Aveva appuntamento con le sue compagne di corso lì, ma si rese conto, una volta arrivato sul posto e avere dato un'occhiata veloce all'orologio del proprio cellulare, di essere arrivato largamente in anticipo.

Sospirò rassegnato, dirigendosi verso il giardinetto di fronte al bar, prendendo posto su una delle panchine libere. Scelse quella dove poteva godere della protezione di un maestoso albero che lo tutelasse da possibili sguardi indiscreti, mettendosi in attesa di Rachele e Cristina.

Scosse la testa, tirando fuori il proprio cellulare dalla borsa, di nuovo, ma quella volta con l'intento di aiutarsi a ingannare il tempo nell'attesa. Quel giorno era tornato a indossare una delle gonne della sorella, con sotto dei collant molto spessi, eppure iniziò a rabbrividire lo stesso, nonostante non facesse davvero freddo.

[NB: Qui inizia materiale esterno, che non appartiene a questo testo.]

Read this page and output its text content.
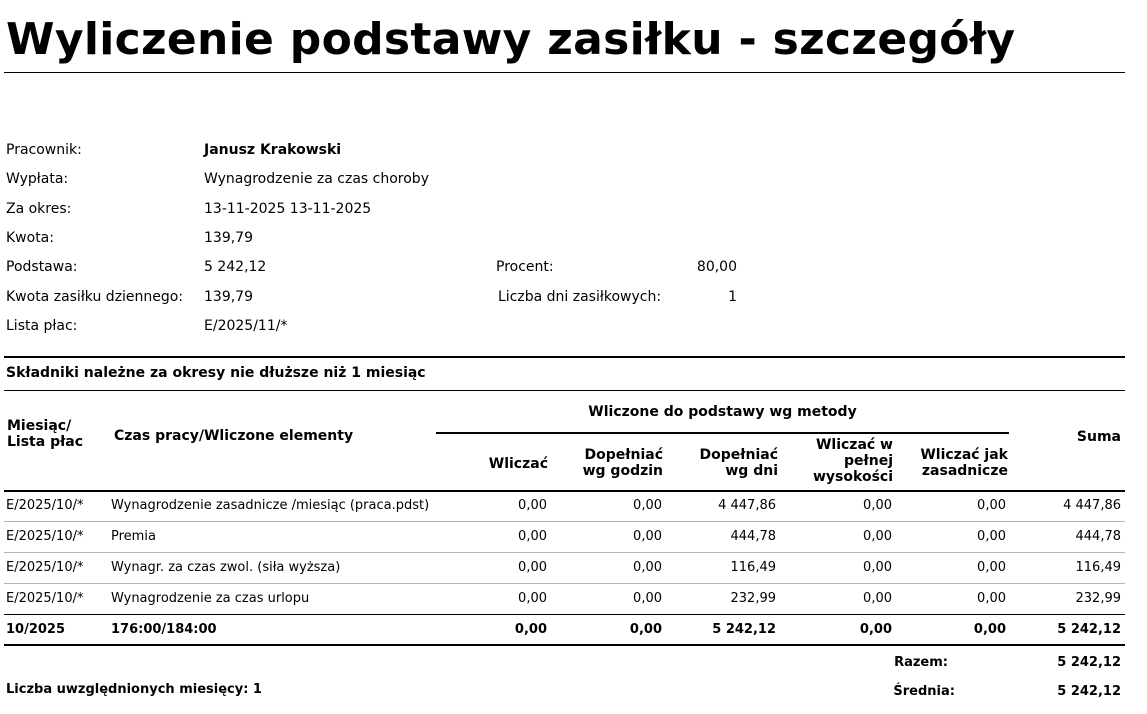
Wyliczenie podstawy zasiłku - szczegóły
Pracownik:	Janusz Krakowski
Wypłata:	Wynagrodzenie za czas choroby
Za okres:	13-11-2025 13-11-2025
Kwota:	139,79
Podstawa:	5 242,12	Procent:	80,00
Kwota zasiłku dziennego: 139,79	Liczba dni zasiłkowych:	1
Lista płac:	E/2025/11/*
Składniki należne za okresy nie dłuższe niż 1 miesiąc
Miesiąc/ Lista płac	Czas pracy/Wliczone elementy
Wliczone do podstawy wg metody
Wliczać
Dopełniać wg godzin
Dopełniać wg dni
Wliczać w pełnej wysokości
Wliczać jak zasadnicze
Suma
E/2025/10/* Wynagrodzenie zasadnicze /miesiąc (praca.pdst)	0,00	0,00	4 447,86	0,00	0,00	4 447,86
E/2025/10/* Premia	0,00	0,00	444,78	0,00	0,00	444,78
E/2025/10/* Wynagr. za czas zwol. (siła wyższa)	0,00	0,00	116,49	0,00	0,00	116,49
E/2025/10/* Wynagrodzenie za czas urlopu	0,00	0,00	232,99	0,00	0,00	232,99
10/2025	176:00/184:00	0,00	0,00	5 242,12	0,00	0,00	5 242,12
Razem:	5 242,12
Liczba uwzględnionych miesięcy: 1	Średnia:	5 242,12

Aveva già scorto tutte le news sulla homepage del profilo Facebook che condivideva con la gemella, sbirciato le novità anche negli altri social a cui si era iscritto da quando aveva intrapreso l'Università. Anche tutto quello era qualcosa di nuovo per lui, dato che sino a quel momento non aveva avuto motivo di fare parte del mondo virtuale, visto che di amici non ne aveva mai avuti neanche in quello reale.

Non credeva di essere all'altezza di avere degli amici. Interpretando la parte della sua gemella tutto gli risultava estremamente facile, ma lui non era come lei. Era convinto che se si fosse mostrato al mondo senza maschera gli altri avrebbe continuato a non accettarlo.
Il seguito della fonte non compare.